Our country’s flag is more than just a piece of cloth. It’s a symbol of America. It represents our past, our present and our future, which means the flag of the United States must be honored and treated with respect.
You can fly the flag every day of the year, but you have to do it the right way. Fly your flag from sunrise to sunset. If you want to keep it raised at night, make sure it’s lit properly so it isn’t flying in total darkness.
If the U.S. flag is flown with other types of flags — like state flags or maybe your Scout unit’s flag — the U.S. flag should be given the position of honor to its own right. That means if you’re standing next to the flag and looking out at an audience or away from a building, the U.S. flag should always be on the right.
When hoisting a flag on a flagpole, hold the folded flag so it does not touch the ground. This is a two-man job: One person attaches the flag to the line and raises it while the other holds it steady throughout. When the flag is flying freely, one person should step back and salute it while the other ties the line to the flagpole.
To lower the flag, repeat the process in reverse order. While one person salutes, another should loosed the line and lower the flag slowly. When the flag is in reach, the person who was saluting should gather the flag in his arms while the other removes the flag from the flagpole and re-ties the line.
But you’re not done yet.

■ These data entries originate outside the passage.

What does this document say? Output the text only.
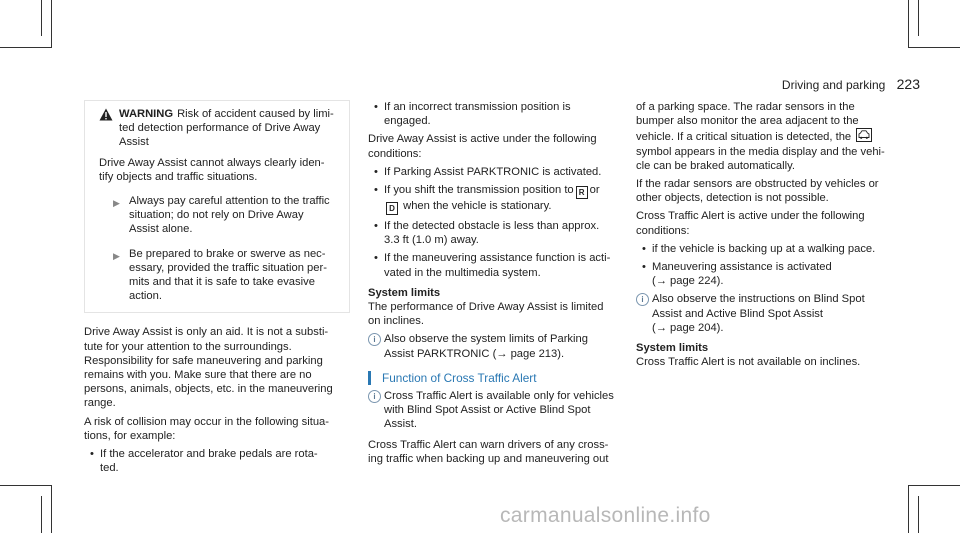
Driving and parking 223
WARNING Risk of accident caused by limi-
ted detection performance of Drive Away
Assist
Drive Away Assist cannot always clearly iden-
tify objects and traffic situations.
▶ Always pay careful attention to the traffic
situation; do not rely on Drive Away
Assist alone.
▶ Be prepared to brake or swerve as nec-
essary, provided the traffic situation per-
mits and that it is safe to take evasive
action.

Drive Away Assist is only an aid. It is not a substi-
tute for your attention to the surroundings.
Responsibility for safe maneuvering and parking
remains with you. Make sure that there are no
persons, animals, objects, etc. in the maneuvering
range.

A risk of collision may occur in the following situa-
tions, for example:

• If the accelerator and brake pedals are rota-
ted.
• If an incorrect transmission position is
engaged.

Drive Away Assist is active under the following
conditions:

• If Parking Assist PARKTRONIC is activated.
• If you shift the transmission position to R or
D when the vehicle is stationary.
• If the detected obstacle is less than approx.
3.3 ft (1.0 m) away.
• If the maneuvering assistance function is acti-
vated in the multimedia system.
System limits

The performance of Drive Away Assist is limited
on inclines.

i Also observe the system limits of Parking
Assist PARKTRONIC (→ page 213).
Function of Cross Traffic Alert
i Cross Traffic Alert is available only for vehicles
with Blind Spot Assist or Active Blind Spot
Assist.

Cross Traffic Alert can warn drivers of any cross-
ing traffic when backing up and maneuvering out

of a parking space. The radar sensors in the
bumper also monitor the area adjacent to the
vehicle. If a critical situation is detected, the

symbol appears in the media display and the vehi-
cle can be braked automatically.

If the radar sensors are obstructed by vehicles or
other objects, detection is not possible.

Cross Traffic Alert is active under the following
conditions:

• if the vehicle is backing up at a walking pace.
• Maneuvering assistance is activated
(→ page 224).
i Also observe the instructions on Blind Spot
Assist and Active Blind Spot Assist
(→ page 204).
System limits

Cross Traffic Alert is not available on inclines.

carmanualsonline.info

You can’t just fold up the flag any old way. Hold it at waist level between yourself and another person, fold it in half lengthwise, then fold it in half lengthwise again, always keeping the blue field on the outside. While one person holds the flag by the blue field, the other should make triangular folds from the opposite end until only the blue field is available.
The U.S. flag can be carried on a staff in parades, at Scout meetings and during other ceremonies and events.